Commentaire • 0
Sur la décision
| Référence : | TJ Aix-en-Provence, réf. prés., 22 juil. 2025, n° 25/00112 |
|---|---|
| Numéro(s) : | 25/00112 |
| Importance : | Inédit |
| Dispositif : | Accorde une provision et désigne un expert ou un autre technicien |
| Date de dernière mise à jour : | 30 juillet 2025 |
| Lire la décision sur le site de la juridiction |
Sur les parties
| Avocat(s) : | |
|---|---|
| Cabinet(s) : | |
| Parties : |
Texte intégral
TRIBUNAL JUDICIAIRE
D’AIX-EN-PROVENCE
RÉFÉRÉS CONSTRUCTION
ORDONNANCE DE RÉFÉRÉ
ORDONNANCE DU : 22 Juillet 2025
DOSSIER N° : N° RG 25/00112 – N° Portalis DBW2-W-B7J-MRVG
COMPOSITION : Madame Cécile ACQUAVIVA, Vice-Présidente assistée de Madame Estelle ATTALI, Greffier, lors des débats, et de Madame Marion CARBONEL, Greffier lors du délibéré
DEMANDEUR
Monsieur [S] [C],
né le 20 novembre 1960 à MARTIGUES
demeurant 1 allée de Saint pierre – 13500 MARTIGUES
représenté par Me Joseph CZUB, avocat au barreau D’AIX-EN-PROVENCE
DEFENDERESSE
S.A. GAN ASSURANCES,
immatriculée au RCS de Paris sous le numéro 542 063 797
dont le siège social est sis 8 -10 rue d’Astorg – 75008 PARIS
représentée par Maître Constance DRUJON D’ASTROS de la SCP DRUJON D’ASTROS & ASSOCIES, avocats au barreau d’AIX-EN-PROVENCE, substituée lors de l’audience par Me SIBONI
DÉBATS
A l’audience publique du : 27 Mai 2025, l’affaire a été mise en délibéré au 22 Juillet 2025, avec avis du prononcé de l’ordonnance par mise à disposition au Greffe.
ORDONNANCE
Prononcée par mise à disposition au greffe le : 22 Juillet 2025
Le 22 Juillet 2025
Grosse à :
Me Joseph CZUB,
Maître Constance DRUJON D’ASTROS de la SCP DRUJON D’ASTROS & ASSOCIES
EXPOSE DU LITIGE
Monsieur [C] [S] est propriétaire d’un bien situé 1 allée de Saint Pierre 13500 MARTIGUES.

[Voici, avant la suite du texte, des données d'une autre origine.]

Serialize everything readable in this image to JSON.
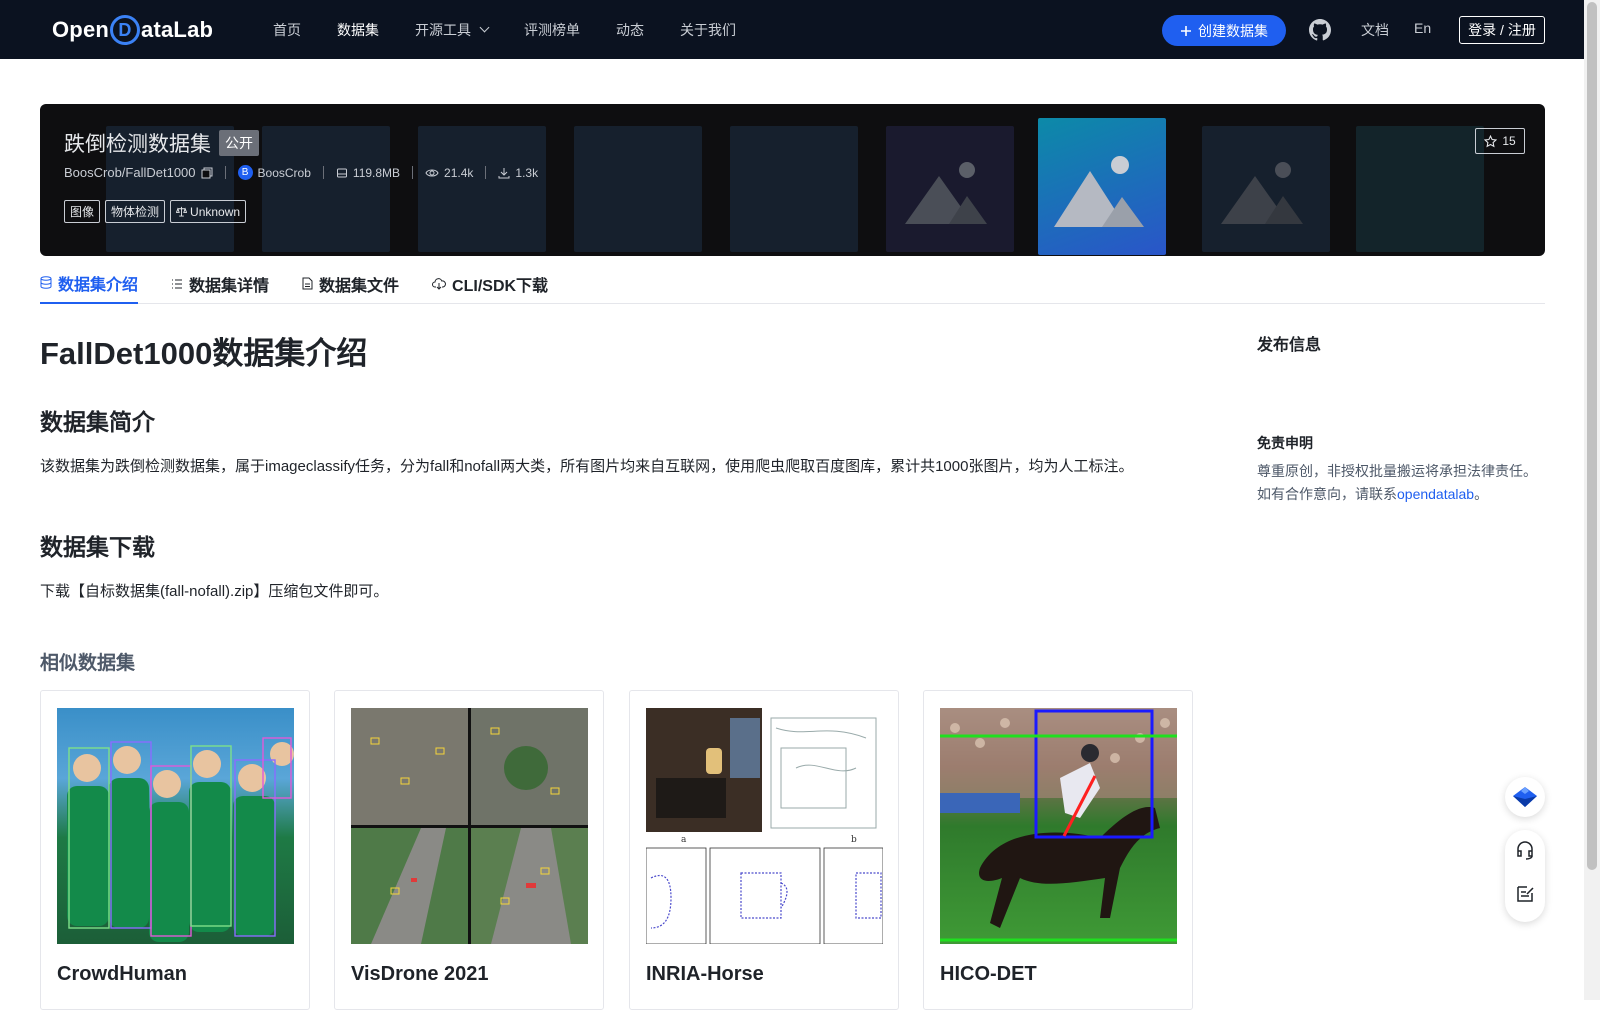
{
  "nav": {
    "logo": {
      "prefix": "Open",
      "d": "D",
      "suffix": "ataLab"
    },
    "links": [
      "首页",
      "数据集",
      "开源工具",
      "评测榜单",
      "动态",
      "关于我们"
    ],
    "create_label": "创建数据集",
    "docs_label": "文档",
    "lang_label": "En",
    "login_label": "登录 / 注册"
  },
  "hero": {
    "title": "跌倒检测数据集",
    "public_badge": "公开",
    "repo": "BoosCrob/FallDet1000",
    "author_initial": "B",
    "author": "BoosCrob",
    "size": "119.8MB",
    "views": "21.4k",
    "downloads": "1.3k",
    "tags": [
      "图像",
      "物体检测",
      "Unknown"
    ],
    "stars": "15"
  },
  "tabs": [
    "数据集介绍",
    "数据集详情",
    "数据集文件",
    "CLI/SDK下载"
  ],
  "content": {
    "h1": "FallDet1000数据集介绍",
    "intro_h": "数据集简介",
    "intro_p": "该数据集为跌倒检测数据集，属于imageclassify任务，分为fall和nofall两大类，所有图片均来自互联网，使用爬虫爬取百度图库，累计共1000张图片，均为人工标注。",
    "download_h": "数据集下载",
    "download_p": "下载【自标数据集(fall-nofall).zip】压缩包文件即可。",
    "similar_h": "相似数据集",
    "similar": [
      "CrowdHuman",
      "VisDrone 2021",
      "INRIA-Horse",
      "HICO-DET"
    ],
    "inria_labels": [
      "a",
      "b"
    ]
  },
  "sidebar": {
    "publish_title": "发布信息",
    "disclaimer_title": "免责申明",
    "disclaimer_line1": "尊重原创，非授权批量搬运将承担法律责任。",
    "disclaimer_line2_prefix": "如有合作意向，请联系",
    "disclaimer_link": "opendatalab",
    "disclaimer_line2_suffix": "。"
  },
  "colors": {
    "brand": "#1f5ff0",
    "nav_bg": "#0b1220"
  },
  "icons": [
    "plus-icon",
    "github-icon",
    "copy-icon",
    "database-icon",
    "eye-icon",
    "download-icon",
    "scale-icon",
    "star-icon",
    "list-icon",
    "file-icon",
    "cloud-icon",
    "image-placeholder-icon",
    "feedback-icon",
    "headset-icon",
    "edit-icon"
  ]
}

Constatant l’apparition de fissures, durant le mois de juin 2023, Monsieur [C] [S] a dénoncé à son assureur, la compagnie d’assurances GAN ASSURANCES ce sinistre lié selon lui au phénomène de retrait gonflement des sols en l’état d’un arrêté du 03 avril 2023 publié au JO le 03 mai 2023 et portant reconnaissance de l’état de catastrophe naturelle concernant la sécheresse de l’été 2022 notamment sur la Commune de MARTIGUES.
La compagnie d’assurances a mandaté ainsi le cabinet POLYEXPERT qui au terme de son rapport du 21 février 2024 a conclu que les désordres avaient pour origine une situation antérieure à la période visée par l’arrêté. La compagnie d’assurances GAN ASSURANCES sur la base de ce rapport a pris une position de non garantie.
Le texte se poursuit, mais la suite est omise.